After her experiments with the Tableaux Vivants, Vermeir appears to have commanded and safeguarded the position of mankind within the experience of time and space. In her video film cadavre Exquis,Brusselle, Part 1 (2004), Vermeir shows a human history that is alive, a history in the process of formation. She makes the film about the person of Pierre Querut, a man from Brussels who in the seventies was active as a film producer and film distributor in the Northern district of Brussels. With Querut as her guide and narrator, Vermeir wanders through the city, and lets herself be guided by the hidden, coloured, fragmented history that the filmmaker reveals to her in every detail. She registers the details he points out to her, as well as the technical comments on filmmaking he gives her. Vermeir combines the specific history of Brussels this man shows her, with her own life story (Querut is also her landlord and in the past repeatedly used her house to shoot films in), and with her perception of cinematic registration. This way, several periods and experiences of time and space by these two completely different persons are combined into one moment.
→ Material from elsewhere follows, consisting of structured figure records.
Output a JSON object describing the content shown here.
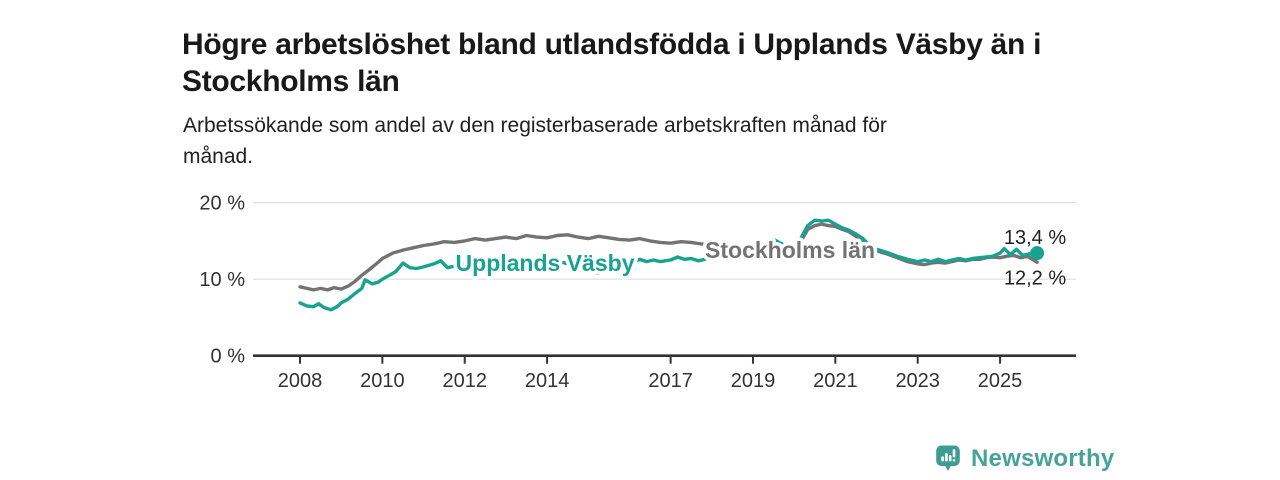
{
  "header": {
    "title": "Högre arbetslöshet bland utlandsfödda i Upplands Väsby än i Stockholms län",
    "title_lines": [
      "Högre arbetslöshet bland utlandsfödda i Upplands Väsby än i",
      "Stockholms län"
    ],
    "subtitle": "Arbetssökande som andel av den registerbaserade arbetskraften månad för månad.",
    "subtitle_lines": [
      "Arbetssökande som andel av den registerbaserade arbetskraften månad för",
      "månad."
    ]
  },
  "branding": {
    "name": "Newsworthy",
    "icon": "bar-chart-speech-bubble-icon",
    "icon_color": "#3d9d92",
    "text_color": "#46a39a"
  },
  "chart_data": {
    "type": "line",
    "title": "Högre arbetslöshet bland utlandsfödda i Upplands Väsby än i Stockholms län",
    "subtitle": "Arbetssökande som andel av den registerbaserade arbetskraften månad för månad.",
    "unit": "%",
    "legend_position": "inline-labels-on-lines",
    "grid": "horizontal-only",
    "x_axis": {
      "range": [
        2007.85,
        2026.8
      ],
      "ticks": [
        {
          "year": 2008,
          "label": "2008"
        },
        {
          "year": 2010,
          "label": "2010"
        },
        {
          "year": 2012,
          "label": "2012"
        },
        {
          "year": 2014,
          "label": "2014"
        },
        {
          "year": 2017,
          "label": "2017"
        },
        {
          "year": 2019,
          "label": "2019"
        },
        {
          "year": 2021,
          "label": "2021"
        },
        {
          "year": 2023,
          "label": "2023"
        },
        {
          "year": 2025,
          "label": "2025"
        }
      ]
    },
    "y_axis": {
      "range": [
        0,
        20
      ],
      "ticks": [
        {
          "value": 0,
          "label": "0 %"
        },
        {
          "value": 10,
          "label": "10 %"
        },
        {
          "value": 20,
          "label": "20 %"
        }
      ]
    },
    "style": {
      "grid_color": "#dedede",
      "axis_color": "#333333",
      "tick_label_color": "#333333",
      "end_label_color": "#222222",
      "line_width": 3.4
    },
    "series": [
      {
        "name": "Stockholms län",
        "color": "#737373",
        "end_label": "12,2 %",
        "end_label_position": "below",
        "end_dot": false,
        "label_at": {
          "year": 2019.9,
          "value": 13.8
        },
        "points": [
          [
            2008.0,
            9.0
          ],
          [
            2008.17,
            8.8
          ],
          [
            2008.33,
            8.6
          ],
          [
            2008.5,
            8.8
          ],
          [
            2008.67,
            8.6
          ],
          [
            2008.83,
            8.9
          ],
          [
            2009.0,
            8.7
          ],
          [
            2009.17,
            9.1
          ],
          [
            2009.33,
            9.7
          ],
          [
            2009.5,
            10.5
          ],
          [
            2009.67,
            11.2
          ],
          [
            2009.83,
            11.9
          ],
          [
            2010.0,
            12.7
          ],
          [
            2010.25,
            13.4
          ],
          [
            2010.5,
            13.8
          ],
          [
            2010.75,
            14.1
          ],
          [
            2011.0,
            14.4
          ],
          [
            2011.25,
            14.6
          ],
          [
            2011.5,
            14.9
          ],
          [
            2011.75,
            14.8
          ],
          [
            2012.0,
            15.0
          ],
          [
            2012.25,
            15.3
          ],
          [
            2012.5,
            15.1
          ],
          [
            2012.75,
            15.3
          ],
          [
            2013.0,
            15.5
          ],
          [
            2013.25,
            15.3
          ],
          [
            2013.5,
            15.7
          ],
          [
            2013.75,
            15.5
          ],
          [
            2014.0,
            15.4
          ],
          [
            2014.25,
            15.7
          ],
          [
            2014.5,
            15.8
          ],
          [
            2014.75,
            15.5
          ],
          [
            2015.0,
            15.3
          ],
          [
            2015.25,
            15.6
          ],
          [
            2015.5,
            15.4
          ],
          [
            2015.75,
            15.2
          ],
          [
            2016.0,
            15.1
          ],
          [
            2016.25,
            15.3
          ],
          [
            2016.5,
            15.0
          ],
          [
            2016.75,
            14.8
          ],
          [
            2017.0,
            14.7
          ],
          [
            2017.25,
            14.9
          ],
          [
            2017.5,
            14.8
          ],
          [
            2017.75,
            14.6
          ],
          [
            2018.0,
            14.5
          ],
          [
            2018.25,
            14.7
          ],
          [
            2018.5,
            14.4
          ],
          [
            2018.75,
            14.3
          ],
          [
            2019.0,
            14.1
          ],
          [
            2019.25,
            14.3
          ],
          [
            2019.5,
            14.0
          ],
          [
            2019.75,
            13.9
          ],
          [
            2020.0,
            14.0
          ],
          [
            2020.17,
            15.0
          ],
          [
            2020.33,
            16.5
          ],
          [
            2020.5,
            17.0
          ],
          [
            2020.67,
            17.2
          ],
          [
            2020.83,
            17.0
          ],
          [
            2021.0,
            16.9
          ],
          [
            2021.17,
            16.5
          ],
          [
            2021.33,
            16.2
          ],
          [
            2021.5,
            15.6
          ],
          [
            2021.67,
            15.0
          ],
          [
            2021.83,
            14.2
          ],
          [
            2022.0,
            13.7
          ],
          [
            2022.25,
            13.3
          ],
          [
            2022.5,
            12.8
          ],
          [
            2022.75,
            12.3
          ],
          [
            2023.0,
            12.0
          ],
          [
            2023.17,
            11.9
          ],
          [
            2023.33,
            12.1
          ],
          [
            2023.5,
            12.2
          ],
          [
            2023.67,
            12.1
          ],
          [
            2023.83,
            12.3
          ],
          [
            2024.0,
            12.5
          ],
          [
            2024.17,
            12.4
          ],
          [
            2024.33,
            12.6
          ],
          [
            2024.5,
            12.6
          ],
          [
            2024.67,
            12.8
          ],
          [
            2024.83,
            12.9
          ],
          [
            2025.0,
            12.8
          ],
          [
            2025.17,
            13.0
          ],
          [
            2025.33,
            13.1
          ],
          [
            2025.5,
            12.8
          ],
          [
            2025.67,
            13.0
          ],
          [
            2025.9,
            12.2
          ]
        ]
      },
      {
        "name": "Upplands Väsby",
        "color": "#17a38f",
        "end_label": "13,4 %",
        "end_label_position": "above",
        "end_dot": true,
        "label_at": {
          "year": 2013.95,
          "value": 12.1
        },
        "points": [
          [
            2008.0,
            6.9
          ],
          [
            2008.17,
            6.5
          ],
          [
            2008.33,
            6.4
          ],
          [
            2008.45,
            6.8
          ],
          [
            2008.58,
            6.3
          ],
          [
            2008.75,
            6.0
          ],
          [
            2008.9,
            6.4
          ],
          [
            2009.0,
            6.9
          ],
          [
            2009.17,
            7.4
          ],
          [
            2009.33,
            8.1
          ],
          [
            2009.5,
            8.8
          ],
          [
            2009.58,
            9.9
          ],
          [
            2009.75,
            9.4
          ],
          [
            2009.9,
            9.6
          ],
          [
            2010.0,
            10.0
          ],
          [
            2010.17,
            10.5
          ],
          [
            2010.33,
            11.0
          ],
          [
            2010.5,
            12.1
          ],
          [
            2010.67,
            11.5
          ],
          [
            2010.83,
            11.4
          ],
          [
            2011.0,
            11.6
          ],
          [
            2011.25,
            12.0
          ],
          [
            2011.42,
            12.4
          ],
          [
            2011.58,
            11.5
          ],
          [
            2011.75,
            11.7
          ],
          [
            2012.0,
            12.0
          ],
          [
            2012.25,
            12.3
          ],
          [
            2012.5,
            12.2
          ],
          [
            2012.75,
            12.4
          ],
          [
            2013.0,
            12.5
          ],
          [
            2013.25,
            12.2
          ],
          [
            2013.5,
            11.4
          ],
          [
            2013.75,
            12.0
          ],
          [
            2014.0,
            12.3
          ],
          [
            2014.25,
            12.4
          ],
          [
            2014.5,
            12.0
          ],
          [
            2014.75,
            11.5
          ],
          [
            2015.0,
            11.1
          ],
          [
            2015.25,
            10.8
          ],
          [
            2015.5,
            11.1
          ],
          [
            2015.75,
            11.7
          ],
          [
            2016.0,
            12.1
          ],
          [
            2016.25,
            12.6
          ],
          [
            2016.42,
            12.3
          ],
          [
            2016.58,
            12.5
          ],
          [
            2016.75,
            12.3
          ],
          [
            2017.0,
            12.5
          ],
          [
            2017.17,
            12.9
          ],
          [
            2017.33,
            12.6
          ],
          [
            2017.5,
            12.7
          ],
          [
            2017.67,
            12.4
          ],
          [
            2017.83,
            12.6
          ],
          [
            2018.0,
            12.9
          ],
          [
            2018.17,
            13.3
          ],
          [
            2018.33,
            13.5
          ],
          [
            2018.5,
            13.2
          ],
          [
            2018.75,
            13.1
          ],
          [
            2019.0,
            13.4
          ],
          [
            2019.17,
            13.6
          ],
          [
            2019.33,
            13.9
          ],
          [
            2019.5,
            15.2
          ],
          [
            2019.67,
            14.7
          ],
          [
            2019.83,
            14.3
          ],
          [
            2020.0,
            14.2
          ],
          [
            2020.17,
            15.4
          ],
          [
            2020.33,
            17.0
          ],
          [
            2020.5,
            17.7
          ],
          [
            2020.67,
            17.6
          ],
          [
            2020.83,
            17.7
          ],
          [
            2021.0,
            17.2
          ],
          [
            2021.17,
            16.7
          ],
          [
            2021.33,
            16.4
          ],
          [
            2021.5,
            15.9
          ],
          [
            2021.67,
            15.3
          ],
          [
            2021.83,
            14.4
          ],
          [
            2022.0,
            13.9
          ],
          [
            2022.25,
            13.5
          ],
          [
            2022.5,
            13.0
          ],
          [
            2022.75,
            12.6
          ],
          [
            2023.0,
            12.3
          ],
          [
            2023.17,
            12.5
          ],
          [
            2023.33,
            12.3
          ],
          [
            2023.5,
            12.6
          ],
          [
            2023.67,
            12.3
          ],
          [
            2023.83,
            12.5
          ],
          [
            2024.0,
            12.7
          ],
          [
            2024.17,
            12.5
          ],
          [
            2024.33,
            12.7
          ],
          [
            2024.5,
            12.8
          ],
          [
            2024.67,
            12.9
          ],
          [
            2024.83,
            13.0
          ],
          [
            2025.0,
            13.4
          ],
          [
            2025.1,
            14.0
          ],
          [
            2025.25,
            13.2
          ],
          [
            2025.4,
            13.9
          ],
          [
            2025.55,
            13.1
          ],
          [
            2025.7,
            13.3
          ],
          [
            2025.9,
            13.4
          ]
        ]
      }
    ]
  }
}
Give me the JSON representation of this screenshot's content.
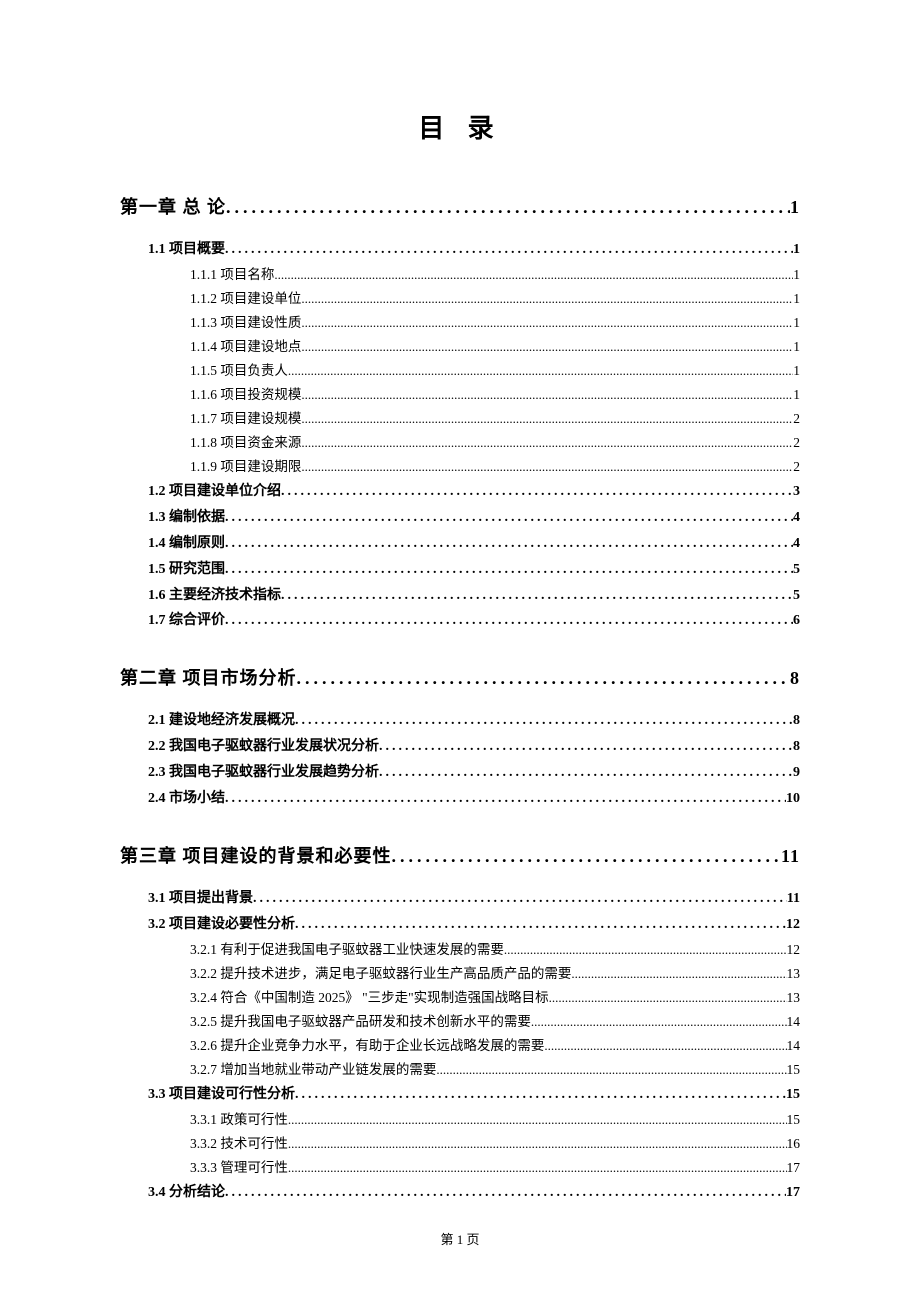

It marks the beginning of a new zest in which Katleen Vermeir, through a balanced dialogue and as a worthy conversation partner, further refines the game she plays with time and space, and hereby further reveals and at the same time shrouds the mystery of time and space in an intriguing way. The dialogue leads to a wider spectrum of appreciations and experiences for the observer. Through Querut’s personal story, the clash between the filmmaker and the filmed, and the artist’s personal registration and filming technique, Vermeir now also introduces the narrative element in her work, a notion that leaves room for perspective, humour, and the beauty of the details with their striking anecdotes.

Despite the rapid evolution of her work in a relatively short timeframe, Vermeir appears to have succeeded in maintaining the points of departure she had at the start of her artistic career, in a dialogue that has gradually grown stronger. Therefore, Cadavre Exquis, Brusselle, Part1 at this point can be regarded as a climax, a work that holds the promise of new horizons for the artist to discover.